More articles Sunday 18 August 2019 2:00pm
Tales of love and war win the 2019 James Tait Black Prizes
A biography of a distinguished war correspondent and a novel about personal relationships amid political turmoil have won the centenary awards of Britain’s oldest literary prizes.
Award-winning journalist Lindsey Hilsum and best-selling author Olivia Laing join the illustrious list of winners of the James Tait Black Prizes, awarded annually by the University of Edinburgh. The winners of the £10,000 prizes were announced by broadcaster Sally Magnusson at the Edinburgh International Book Festival.
Winner of the biography prize Lindsey Hilsum’s In Extremis: The Life of War Correspondent Marie Colvin, published by Chatto and Windus, presents a poignant account of the life of Marie Colvin, an American war journalist who reported on some of the world’s most devastating conflicts from 1985 until her death in Syria in 2012. Hilsum – the International Editor of Channel 4 News – is a leading foreign correspondent, having reported from every continent in the past 20 years.
Winner of the Fiction Prize, Olivia Laing’s Crudo, published by Picador, charts the personal transformation and love affair of a female protagonist during the political turbulence of the summer of 2017. Laing, an acclaimed writer and critic, has already won praise for her three non-fiction books. Crudo is her first fiction book.
The James Tait Black Prizes have been presented every year since 1919 – surviving the Second World War, changing technology and evolving reading habits. The Prizes are distinctive in the way that they are judged. Each year the books are considered by senior staff from English Literature at the University of Edinburgh, assisted by a reading panel of Edinburgh postgraduate students. Two prizes are awarded annually for books published during the previous year – one for the best work of fiction and the other for the best biography.
Lindsey Hilsum’s book was chosen for the £10,000 biography prize from a shortlist that also featured: Natives: Race and Class in the Ruins of Empire by Akala (Two Roads); The Catalogue of Shipwrecked Books: Young Columbus and the Quest for a Universal Library by Edward Wilson-Lee (William Collins) and The Life of Stuff: A Memoir about the Mess We Leave Behind by Susannah Walker (Doubleday).
Olivia Laing’s book topped a shortlist for the £10,000 fiction prize that included: Murmur by Will Eaves (Canongate); Sight by Jessie Greengrass (John Murray) and Heads of the Colored People by Nafissa Thompson-Spires (Chatto & Windus).
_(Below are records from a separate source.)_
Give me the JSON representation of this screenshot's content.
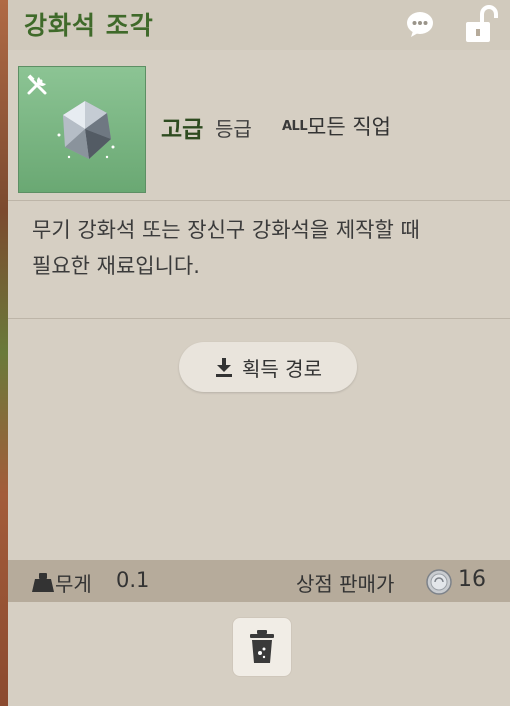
{
  "item": {
    "name": "강화석 조각",
    "grade": "고급",
    "grade_suffix": "등급",
    "class_badge": "ALL",
    "class_label": "모든 직업",
    "description": "무기 강화석 또는 장신구 강화석을 제작할 때\n필요한 재료입니다."
  },
  "actions": {
    "acquire_label": "획득 경로"
  },
  "footer": {
    "weight_label": "무게",
    "weight_value": "0.1",
    "price_label": "상점 판매가",
    "price_value": "16"
  },
  "colors": {
    "title": "#3f6a2a",
    "panel": "#d6cfc3",
    "icon_bg": "#7bb684",
    "footer": "#b6ab9b"
  },
  "icons": [
    "chat-icon",
    "lock-open-icon",
    "tool-icon",
    "gem-icon",
    "download-icon",
    "weight-icon",
    "coin-icon",
    "trash-icon"
  ]
}
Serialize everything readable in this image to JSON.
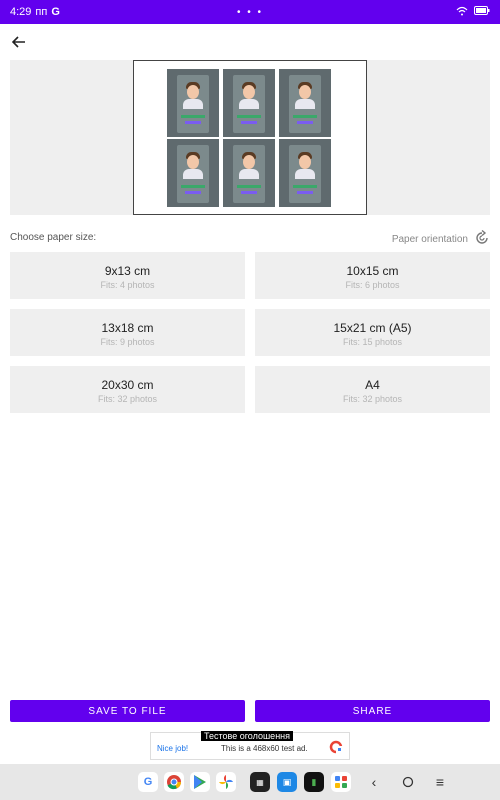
{
  "status_bar": {
    "time": "4:29",
    "extra": "пп",
    "center_dots": "• • •"
  },
  "paper": {
    "choose_label": "Choose paper size:",
    "orientation_label": "Paper orientation"
  },
  "sizes": [
    {
      "size": "9x13 cm",
      "fits": "Fits: 4 photos"
    },
    {
      "size": "10x15 cm",
      "fits": "Fits: 6 photos"
    },
    {
      "size": "13x18 cm",
      "fits": "Fits: 9 photos"
    },
    {
      "size": "15x21 cm (A5)",
      "fits": "Fits: 15 photos"
    },
    {
      "size": "20x30 cm",
      "fits": "Fits: 32 photos"
    },
    {
      "size": "A4",
      "fits": "Fits: 32 photos"
    }
  ],
  "actions": {
    "save_label": "SAVE TO FILE",
    "share_label": "SHARE"
  },
  "ad": {
    "title": "Тестове оголошення",
    "nice": "Nice job!",
    "text": "This is a 468x60 test ad."
  },
  "colors": {
    "accent": "#6200ee",
    "tile_bg": "#efefef"
  },
  "icons": {
    "back": "arrow-left-icon",
    "orientation": "rotate-icon",
    "wifi": "wifi-icon",
    "battery": "battery-icon"
  }
}
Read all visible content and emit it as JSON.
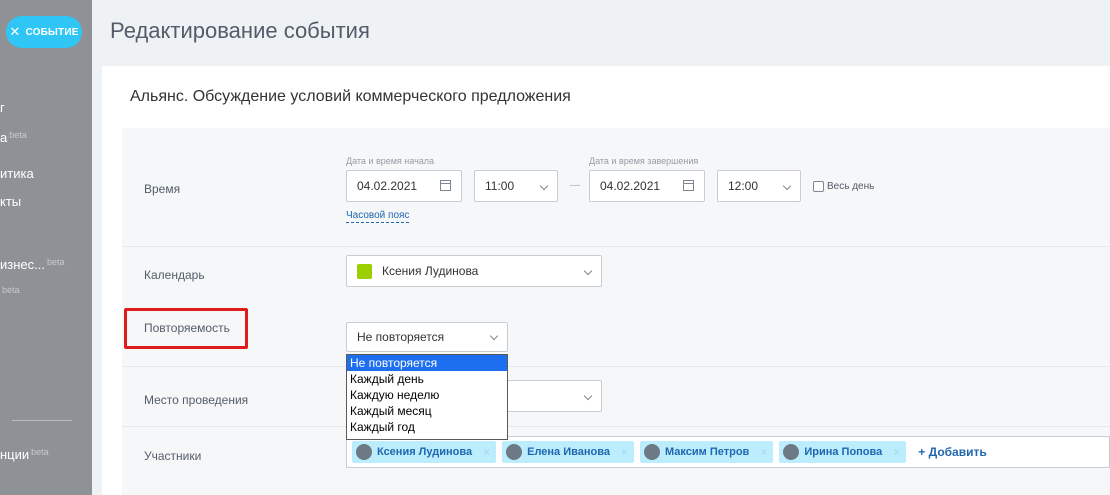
{
  "sidebar": {
    "close_label": "СОБЫТИЕ",
    "items": [
      {
        "label": "г",
        "beta": ""
      },
      {
        "label": "а",
        "beta": "beta"
      },
      {
        "label": "итика",
        "beta": ""
      },
      {
        "label": "кты",
        "beta": ""
      },
      {
        "label": "изнес...",
        "beta": "beta"
      },
      {
        "label": "",
        "beta": "beta"
      },
      {
        "label": "нции",
        "beta": "beta"
      }
    ]
  },
  "header": {
    "title": "Редактирование события"
  },
  "event": {
    "name": "Альянс. Обсуждение условий коммерческого предложения"
  },
  "form": {
    "time": {
      "label": "Время",
      "start_label": "Дата и время начала",
      "end_label": "Дата и время завершения",
      "start_date": "04.02.2021",
      "start_time": "11:00",
      "end_date": "04.02.2021",
      "end_time": "12:00",
      "separator": "—",
      "all_day": "Весь день",
      "timezone_link": "Часовой пояс"
    },
    "calendar": {
      "label": "Календарь",
      "value": "Ксения Лудинова",
      "color": "#9dcf00"
    },
    "repeat": {
      "label": "Повторяемость",
      "value": "Не повторяется",
      "options": [
        "Не повторяется",
        "Каждый день",
        "Каждую неделю",
        "Каждый месяц",
        "Каждый год"
      ],
      "selected_index": 0
    },
    "location": {
      "label": "Место проведения",
      "value": ""
    },
    "participants": {
      "label": "Участники",
      "people": [
        {
          "name": "Ксения Лудинова"
        },
        {
          "name": "Елена Иванова"
        },
        {
          "name": "Максим Петров"
        },
        {
          "name": "Ирина Попова"
        }
      ],
      "remove_glyph": "×",
      "add_label": "+ Добавить"
    }
  },
  "colors": {
    "accent": "#2fc6f6",
    "link": "#2067b0",
    "highlight": "#e01b1b"
  }
}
Biography judge Dr Simon Cooke, of the University of Edinburgh, said of the winning entry: “This is a uniquely informed, passionate and balanced testament to the legendary war reporter Marie Colvin in all her human complexity, and a searching inquiry into her extraordinary dedication to bearing witness to the stories of those living in extremis.”
Fiction Judge of the James Tait Black Prize Dr Alex Lawrie, of the University of Edinburgh, said of the winning book: “This is fiction at its finest: a bold and reactive political novel that captures a raw slice of contemporary history with pace, charm, and wit.”
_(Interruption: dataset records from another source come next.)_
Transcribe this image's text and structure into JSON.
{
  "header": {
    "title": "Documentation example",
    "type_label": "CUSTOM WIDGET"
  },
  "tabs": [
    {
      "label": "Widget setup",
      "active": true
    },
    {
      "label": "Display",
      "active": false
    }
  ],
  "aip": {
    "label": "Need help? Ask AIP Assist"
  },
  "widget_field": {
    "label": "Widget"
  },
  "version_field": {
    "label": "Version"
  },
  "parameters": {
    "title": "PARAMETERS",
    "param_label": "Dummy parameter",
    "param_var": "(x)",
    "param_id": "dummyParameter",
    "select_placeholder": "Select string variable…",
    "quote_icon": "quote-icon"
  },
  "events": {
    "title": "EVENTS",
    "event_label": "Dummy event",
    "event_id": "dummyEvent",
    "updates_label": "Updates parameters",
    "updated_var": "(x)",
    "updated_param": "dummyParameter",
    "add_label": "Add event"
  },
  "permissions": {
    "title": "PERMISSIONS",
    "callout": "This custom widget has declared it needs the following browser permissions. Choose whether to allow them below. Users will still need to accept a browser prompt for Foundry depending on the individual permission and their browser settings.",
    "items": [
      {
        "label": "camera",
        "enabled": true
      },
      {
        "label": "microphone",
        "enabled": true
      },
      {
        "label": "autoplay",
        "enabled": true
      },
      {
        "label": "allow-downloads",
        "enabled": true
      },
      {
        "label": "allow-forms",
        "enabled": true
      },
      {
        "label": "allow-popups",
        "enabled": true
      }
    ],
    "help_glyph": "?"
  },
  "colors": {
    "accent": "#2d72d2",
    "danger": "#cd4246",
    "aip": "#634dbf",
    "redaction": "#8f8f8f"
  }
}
In 1918, Janet Tait Black, née Coats, part of the renowned threadmaking family J & P Coats, made provision in her will for the creation of two book prizes in the name of her husband. This legacy launched what have become the UK’s longest running book prizes. To mark the centenary of the prizes, and to honour the founder, this year the University presented an additional prize – a creative writing award for short story writing.
The Janet Coats Black Prize has been awarded to Julie Galante, a Creative Writing student, for the best short story by a postgraduate student at the University of Edinburgh. The winning student was awarded £1500 and a mentoring opportunity with last year’s James Tait Black Prize fiction winner, Eley Williams. Judge of the prize, author Claire Askew, writer-in-residence at the University, said: “Thanks to Janet Coats Black, the James Tait Black Prizes were created in 1919. This student prize honours Janet Coat Black and her support for literature and the written word.”
This year’s book prize winners will join the illustrious roll call of award winners. The awards have recognised landmark works and propelled the careers of many authors. Four winners of the Nobel Prize in Literature have been awarded a James Tait Black Prize. Earlier in their career William Golding, Nadine Gordimer and J. M. Coetzee each collected a fiction prize and Doris Lessing was awarded a prize for biography. The inaugural fiction winner was Hugh Walpole for The Secret City, his seminal work about the Russian Revolution. Henry Festing Jones won the inaugural biography prize for his book about the writer and artist Samuel Butler.